Recently I went to an open house with a friend; a grand old house out of both our price ranges. It was grand for many reasons – hugely proportioned rooms, wrap around veranda, a butler’s pantry – but it was perhaps the dining room with its table for 12that made the house feel most grown-up. People don’t really dine in ‘dining rooms’ anymore, do they? Formal rooms are rarely a selling point these days and while, for me, the most exciting part of our recent renovation was creating a ‘dining nook’ I never envisaged us dining in a separate room to the kitchen.
I didn’t really think much about these thoughts... until I read House Thinking by Winifred Gallagher today. This book is all about the psychology of home; how home not only ‘reflects but also affects who you are.’

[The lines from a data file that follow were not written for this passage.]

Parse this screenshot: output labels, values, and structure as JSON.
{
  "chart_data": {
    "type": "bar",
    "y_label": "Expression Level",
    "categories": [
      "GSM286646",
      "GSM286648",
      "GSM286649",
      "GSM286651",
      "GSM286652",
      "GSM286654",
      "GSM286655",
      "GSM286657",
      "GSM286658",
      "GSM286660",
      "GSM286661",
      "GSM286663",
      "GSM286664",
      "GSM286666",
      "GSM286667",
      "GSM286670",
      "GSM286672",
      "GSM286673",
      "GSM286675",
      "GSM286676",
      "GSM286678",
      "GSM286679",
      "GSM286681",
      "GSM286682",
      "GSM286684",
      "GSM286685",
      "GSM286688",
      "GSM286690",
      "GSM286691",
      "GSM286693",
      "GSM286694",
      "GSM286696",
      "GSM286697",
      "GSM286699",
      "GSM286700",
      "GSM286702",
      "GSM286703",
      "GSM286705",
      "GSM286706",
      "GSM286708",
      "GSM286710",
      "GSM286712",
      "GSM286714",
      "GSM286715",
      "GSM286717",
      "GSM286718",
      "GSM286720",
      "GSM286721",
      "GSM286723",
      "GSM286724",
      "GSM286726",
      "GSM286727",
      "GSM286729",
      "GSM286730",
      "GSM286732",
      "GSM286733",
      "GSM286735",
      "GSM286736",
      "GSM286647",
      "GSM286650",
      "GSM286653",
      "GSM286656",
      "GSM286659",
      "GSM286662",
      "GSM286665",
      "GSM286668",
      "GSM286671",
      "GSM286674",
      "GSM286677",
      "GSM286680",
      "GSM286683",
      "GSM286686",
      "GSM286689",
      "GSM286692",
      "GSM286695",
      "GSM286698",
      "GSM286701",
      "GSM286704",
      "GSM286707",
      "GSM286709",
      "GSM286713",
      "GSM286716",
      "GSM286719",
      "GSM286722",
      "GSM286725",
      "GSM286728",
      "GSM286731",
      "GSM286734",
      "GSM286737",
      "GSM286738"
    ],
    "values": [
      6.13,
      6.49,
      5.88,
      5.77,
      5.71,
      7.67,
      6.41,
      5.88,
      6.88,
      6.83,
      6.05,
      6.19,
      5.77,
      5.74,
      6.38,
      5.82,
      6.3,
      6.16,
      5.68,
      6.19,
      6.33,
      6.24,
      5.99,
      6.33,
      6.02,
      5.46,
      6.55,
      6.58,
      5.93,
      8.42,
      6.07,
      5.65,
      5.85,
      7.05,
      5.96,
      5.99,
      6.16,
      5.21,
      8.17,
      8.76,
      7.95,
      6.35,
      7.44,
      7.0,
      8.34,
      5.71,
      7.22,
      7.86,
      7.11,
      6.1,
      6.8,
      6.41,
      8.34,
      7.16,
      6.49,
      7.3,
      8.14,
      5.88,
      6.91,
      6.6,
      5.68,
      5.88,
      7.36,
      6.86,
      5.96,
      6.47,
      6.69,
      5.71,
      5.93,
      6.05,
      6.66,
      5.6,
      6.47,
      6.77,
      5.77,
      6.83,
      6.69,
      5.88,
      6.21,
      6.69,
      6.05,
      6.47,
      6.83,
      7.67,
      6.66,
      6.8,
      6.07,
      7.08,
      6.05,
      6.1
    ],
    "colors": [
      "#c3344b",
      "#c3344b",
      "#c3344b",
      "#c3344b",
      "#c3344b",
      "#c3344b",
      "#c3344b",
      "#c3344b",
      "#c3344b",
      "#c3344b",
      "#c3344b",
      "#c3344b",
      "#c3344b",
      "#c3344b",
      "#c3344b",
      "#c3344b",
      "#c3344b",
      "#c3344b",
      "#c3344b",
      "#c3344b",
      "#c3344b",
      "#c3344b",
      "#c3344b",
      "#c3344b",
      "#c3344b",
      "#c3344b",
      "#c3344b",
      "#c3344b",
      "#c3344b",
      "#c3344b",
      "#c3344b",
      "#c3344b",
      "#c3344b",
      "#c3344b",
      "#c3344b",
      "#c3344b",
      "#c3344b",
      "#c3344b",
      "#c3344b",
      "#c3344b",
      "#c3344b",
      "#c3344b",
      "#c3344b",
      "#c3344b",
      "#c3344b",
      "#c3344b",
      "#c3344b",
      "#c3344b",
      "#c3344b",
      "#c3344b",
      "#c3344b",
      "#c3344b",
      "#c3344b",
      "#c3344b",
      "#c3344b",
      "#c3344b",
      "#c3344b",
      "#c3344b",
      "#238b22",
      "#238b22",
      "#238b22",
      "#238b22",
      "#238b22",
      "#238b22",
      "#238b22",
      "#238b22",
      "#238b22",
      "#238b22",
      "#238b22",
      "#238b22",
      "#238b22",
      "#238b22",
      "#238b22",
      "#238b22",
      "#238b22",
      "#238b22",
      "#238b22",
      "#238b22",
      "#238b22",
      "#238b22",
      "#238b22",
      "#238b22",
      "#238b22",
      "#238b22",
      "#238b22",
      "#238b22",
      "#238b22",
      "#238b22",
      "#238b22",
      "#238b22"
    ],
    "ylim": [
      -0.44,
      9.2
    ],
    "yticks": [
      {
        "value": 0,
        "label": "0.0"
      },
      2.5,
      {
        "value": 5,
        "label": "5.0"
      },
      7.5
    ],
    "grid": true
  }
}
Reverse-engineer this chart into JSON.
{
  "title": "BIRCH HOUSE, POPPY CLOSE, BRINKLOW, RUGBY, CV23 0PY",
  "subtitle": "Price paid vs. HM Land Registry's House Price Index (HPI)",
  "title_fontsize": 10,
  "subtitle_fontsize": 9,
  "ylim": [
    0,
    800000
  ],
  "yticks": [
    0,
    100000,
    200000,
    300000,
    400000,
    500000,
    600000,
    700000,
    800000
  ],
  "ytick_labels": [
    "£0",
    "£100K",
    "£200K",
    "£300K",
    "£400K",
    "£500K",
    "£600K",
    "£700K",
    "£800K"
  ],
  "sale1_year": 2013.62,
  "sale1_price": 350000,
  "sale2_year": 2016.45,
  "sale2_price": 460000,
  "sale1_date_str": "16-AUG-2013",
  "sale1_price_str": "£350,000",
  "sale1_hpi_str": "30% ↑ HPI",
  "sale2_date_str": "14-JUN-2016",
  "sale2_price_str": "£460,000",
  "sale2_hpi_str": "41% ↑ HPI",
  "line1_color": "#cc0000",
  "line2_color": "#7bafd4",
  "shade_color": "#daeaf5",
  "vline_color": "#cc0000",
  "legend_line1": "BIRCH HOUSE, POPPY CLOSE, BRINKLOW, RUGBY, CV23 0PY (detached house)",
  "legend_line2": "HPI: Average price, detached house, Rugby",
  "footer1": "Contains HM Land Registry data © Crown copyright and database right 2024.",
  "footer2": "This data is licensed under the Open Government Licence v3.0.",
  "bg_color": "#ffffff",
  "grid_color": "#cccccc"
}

So, I was interested to realise how conflicted I truly am. My dining nook says more about me as a person than I ever realised.

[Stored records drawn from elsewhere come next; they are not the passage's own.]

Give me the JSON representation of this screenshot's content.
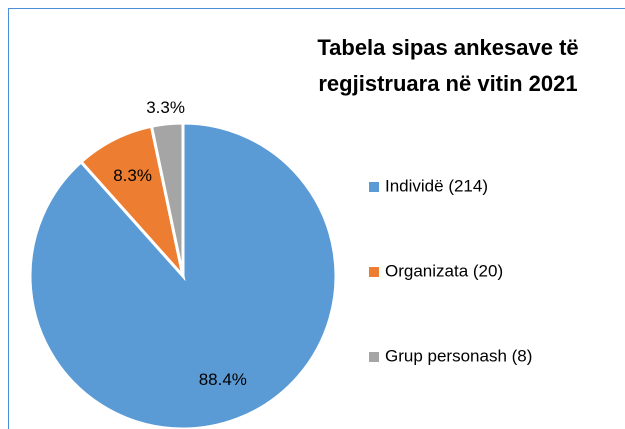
{
  "chart_data": {
    "type": "pie",
    "title": "Tabela sipas ankesave të regjistruara në vitin 2021",
    "categories": [
      "Individë (214)",
      "Organizata (20)",
      "Grup personash (8)"
    ],
    "values": [
      88.4,
      8.3,
      3.3
    ],
    "value_labels": [
      "88.4%",
      "8.3%",
      "3.3%"
    ],
    "colors": [
      "#5b9bd5",
      "#ed7d31",
      "#a5a5a5"
    ],
    "legend": "right"
  }
}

‘Today when we ask ourselves, “What kind of people are we, and what kind of home do we want?” our different answers are often reflected in our dining space. If we think of ourselves and homes along the lines of “practical, friendly and casual”, we may decide that it’s silly to waste space on a dining room when most meals are eaten informally in kitchens. If we see ourselves as the kind of people who do things the right way, we may prefer to eat in a handsome formal dining room gleaming with silver...’
Ok, I get that. I would like to be considered as ‘practical, friendly and casual’ AND my new nook reflects this too. BUT, then Gallagher writes:
‘The idea that we may be judged by our dining room or even our wineglasses, or that we care about such judgments, is discomfiting. Yet at mealtime, most of us take some trouble – setting the table, pouring wine, making conversation, lighting candles – to remind ourselves and others that if we’re not to the manor born, we weren’t born in a barn either.’

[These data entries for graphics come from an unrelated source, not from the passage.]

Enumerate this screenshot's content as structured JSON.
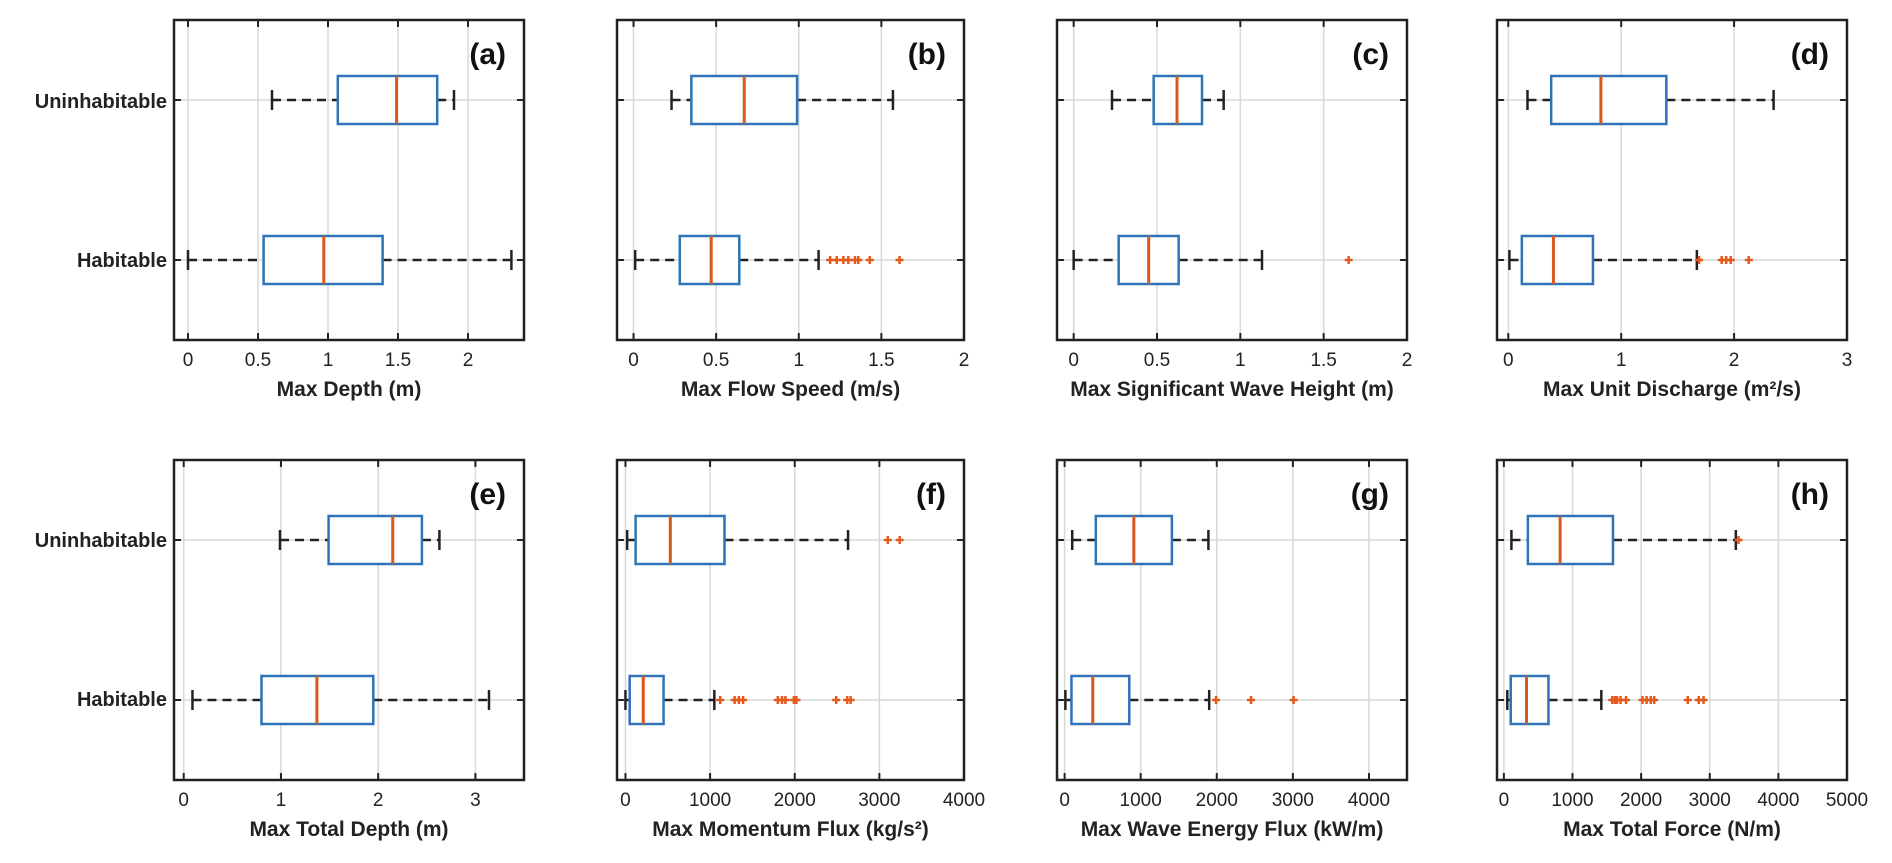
{
  "figure": {
    "categories": [
      "Uninhabitable",
      "Habitable"
    ]
  },
  "chart_data": [
    {
      "type": "box",
      "panel_label": "(a)",
      "xlabel": "Max Depth (m)",
      "xlim": [
        -0.1,
        2.4
      ],
      "xticks": [
        0,
        0.5,
        1,
        1.5,
        2
      ],
      "tick_labels": [
        "0",
        "0.5",
        "1",
        "1.5",
        "2"
      ],
      "grid": true,
      "boxes": [
        {
          "category": "Uninhabitable",
          "whisker_low": 0.6,
          "q1": 1.07,
          "median": 1.49,
          "q3": 1.78,
          "whisker_high": 1.9,
          "outliers": []
        },
        {
          "category": "Habitable",
          "whisker_low": 0.0,
          "q1": 0.54,
          "median": 0.97,
          "q3": 1.39,
          "whisker_high": 2.31,
          "outliers": []
        }
      ]
    },
    {
      "type": "box",
      "panel_label": "(b)",
      "xlabel": "Max Flow Speed (m/s)",
      "xlim": [
        -0.1,
        2
      ],
      "xticks": [
        0,
        0.5,
        1,
        1.5,
        2
      ],
      "tick_labels": [
        "0",
        "0.5",
        "1",
        "1.5",
        "2"
      ],
      "grid": true,
      "boxes": [
        {
          "category": "Uninhabitable",
          "whisker_low": 0.23,
          "q1": 0.35,
          "median": 0.67,
          "q3": 0.99,
          "whisker_high": 1.57,
          "outliers": []
        },
        {
          "category": "Habitable",
          "whisker_low": 0.01,
          "q1": 0.28,
          "median": 0.47,
          "q3": 0.64,
          "whisker_high": 1.12,
          "outliers": [
            1.19,
            1.23,
            1.27,
            1.3,
            1.34,
            1.36,
            1.43,
            1.61
          ]
        }
      ]
    },
    {
      "type": "box",
      "panel_label": "(c)",
      "xlabel": "Max Significant Wave Height (m)",
      "xlim": [
        -0.1,
        2
      ],
      "xticks": [
        0,
        0.5,
        1,
        1.5,
        2
      ],
      "tick_labels": [
        "0",
        "0.5",
        "1",
        "1.5",
        "2"
      ],
      "grid": true,
      "boxes": [
        {
          "category": "Uninhabitable",
          "whisker_low": 0.23,
          "q1": 0.48,
          "median": 0.62,
          "q3": 0.77,
          "whisker_high": 0.9,
          "outliers": []
        },
        {
          "category": "Habitable",
          "whisker_low": 0.0,
          "q1": 0.27,
          "median": 0.45,
          "q3": 0.63,
          "whisker_high": 1.13,
          "outliers": [
            1.65
          ]
        }
      ]
    },
    {
      "type": "box",
      "panel_label": "(d)",
      "xlabel": "Max Unit Discharge (m²/s)",
      "xlim": [
        -0.1,
        3
      ],
      "xticks": [
        0,
        1,
        2,
        3
      ],
      "tick_labels": [
        "0",
        "1",
        "2",
        "3"
      ],
      "grid": true,
      "boxes": [
        {
          "category": "Uninhabitable",
          "whisker_low": 0.17,
          "q1": 0.38,
          "median": 0.82,
          "q3": 1.4,
          "whisker_high": 2.35,
          "outliers": []
        },
        {
          "category": "Habitable",
          "whisker_low": 0.01,
          "q1": 0.12,
          "median": 0.4,
          "q3": 0.75,
          "whisker_high": 1.67,
          "outliers": [
            1.69,
            1.89,
            1.93,
            1.97,
            2.13
          ]
        }
      ]
    },
    {
      "type": "box",
      "panel_label": "(e)",
      "xlabel": "Max Total Depth (m)",
      "xlim": [
        -0.1,
        3.5
      ],
      "xticks": [
        0,
        1,
        2,
        3
      ],
      "tick_labels": [
        "0",
        "1",
        "2",
        "3"
      ],
      "grid": true,
      "boxes": [
        {
          "category": "Uninhabitable",
          "whisker_low": 0.99,
          "q1": 1.49,
          "median": 2.15,
          "q3": 2.45,
          "whisker_high": 2.63,
          "outliers": []
        },
        {
          "category": "Habitable",
          "whisker_low": 0.09,
          "q1": 0.8,
          "median": 1.37,
          "q3": 1.95,
          "whisker_high": 3.14,
          "outliers": []
        }
      ]
    },
    {
      "type": "box",
      "panel_label": "(f)",
      "xlabel": "Max Momentum Flux (kg/s²)",
      "xlim": [
        -100,
        4000
      ],
      "xticks": [
        0,
        1000,
        2000,
        3000,
        4000
      ],
      "tick_labels": [
        "0",
        "1000",
        "2000",
        "3000",
        "4000"
      ],
      "grid": true,
      "boxes": [
        {
          "category": "Uninhabitable",
          "whisker_low": 20,
          "q1": 120,
          "median": 530,
          "q3": 1170,
          "whisker_high": 2630,
          "outliers": [
            3100,
            3240
          ]
        },
        {
          "category": "Habitable",
          "whisker_low": 0,
          "q1": 50,
          "median": 210,
          "q3": 450,
          "whisker_high": 1050,
          "outliers": [
            1120,
            1290,
            1340,
            1390,
            1800,
            1850,
            1890,
            1990,
            2020,
            2490,
            2620,
            2660
          ]
        }
      ]
    },
    {
      "type": "box",
      "panel_label": "(g)",
      "xlabel": "Max Wave Energy Flux (kW/m)",
      "xlim": [
        -100,
        4500
      ],
      "xticks": [
        0,
        1000,
        2000,
        3000,
        4000
      ],
      "tick_labels": [
        "0",
        "1000",
        "2000",
        "3000",
        "4000"
      ],
      "grid": true,
      "boxes": [
        {
          "category": "Uninhabitable",
          "whisker_low": 100,
          "q1": 410,
          "median": 910,
          "q3": 1410,
          "whisker_high": 1890,
          "outliers": []
        },
        {
          "category": "Habitable",
          "whisker_low": 10,
          "q1": 90,
          "median": 370,
          "q3": 850,
          "whisker_high": 1900,
          "outliers": [
            1990,
            2450,
            3010
          ]
        }
      ]
    },
    {
      "type": "box",
      "panel_label": "(h)",
      "xlabel": "Max Total Force (N/m)",
      "xlim": [
        -100,
        5000
      ],
      "xticks": [
        0,
        1000,
        2000,
        3000,
        4000,
        5000
      ],
      "tick_labels": [
        "0",
        "1000",
        "2000",
        "3000",
        "4000",
        "5000"
      ],
      "grid": true,
      "boxes": [
        {
          "category": "Uninhabitable",
          "whisker_low": 110,
          "q1": 350,
          "median": 820,
          "q3": 1590,
          "whisker_high": 3380,
          "outliers": [
            3420
          ]
        },
        {
          "category": "Habitable",
          "whisker_low": 50,
          "q1": 100,
          "median": 330,
          "q3": 650,
          "whisker_high": 1420,
          "outliers": [
            1580,
            1620,
            1650,
            1700,
            1780,
            2020,
            2080,
            2140,
            2190,
            2680,
            2840,
            2910
          ]
        }
      ]
    }
  ],
  "colors": {
    "box": "#2f73b8",
    "median": "#d9581c",
    "outlier": "#e45a1c",
    "whisker": "#222222",
    "grid": "#d8d8d8",
    "axis": "#222222"
  }
}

Hmmm. On Saturday night we had friends over on the spur of the moment. We cooked pasta to watch in front of the rugby; a practical, friendly and casual meal to reflect our practical, friendly and casual selves.
Except we didn’t sit on the lounge to eat or gather around the island bench in a practical, friendly and casual manner; we sat in our dining nook using the ‘good’ cutlery and the ‘good’ plates, drinking red wine out of – albeit Ikea – wineglasses and looking over and around the vase of flowers in the middle of the table to see the game on the television.
Oh, and the children also came downstairs a couple of times to complain that we were talking and laughing too loudly.
Confusion abounds and perhaps it’s time to stop reading books about house psychology.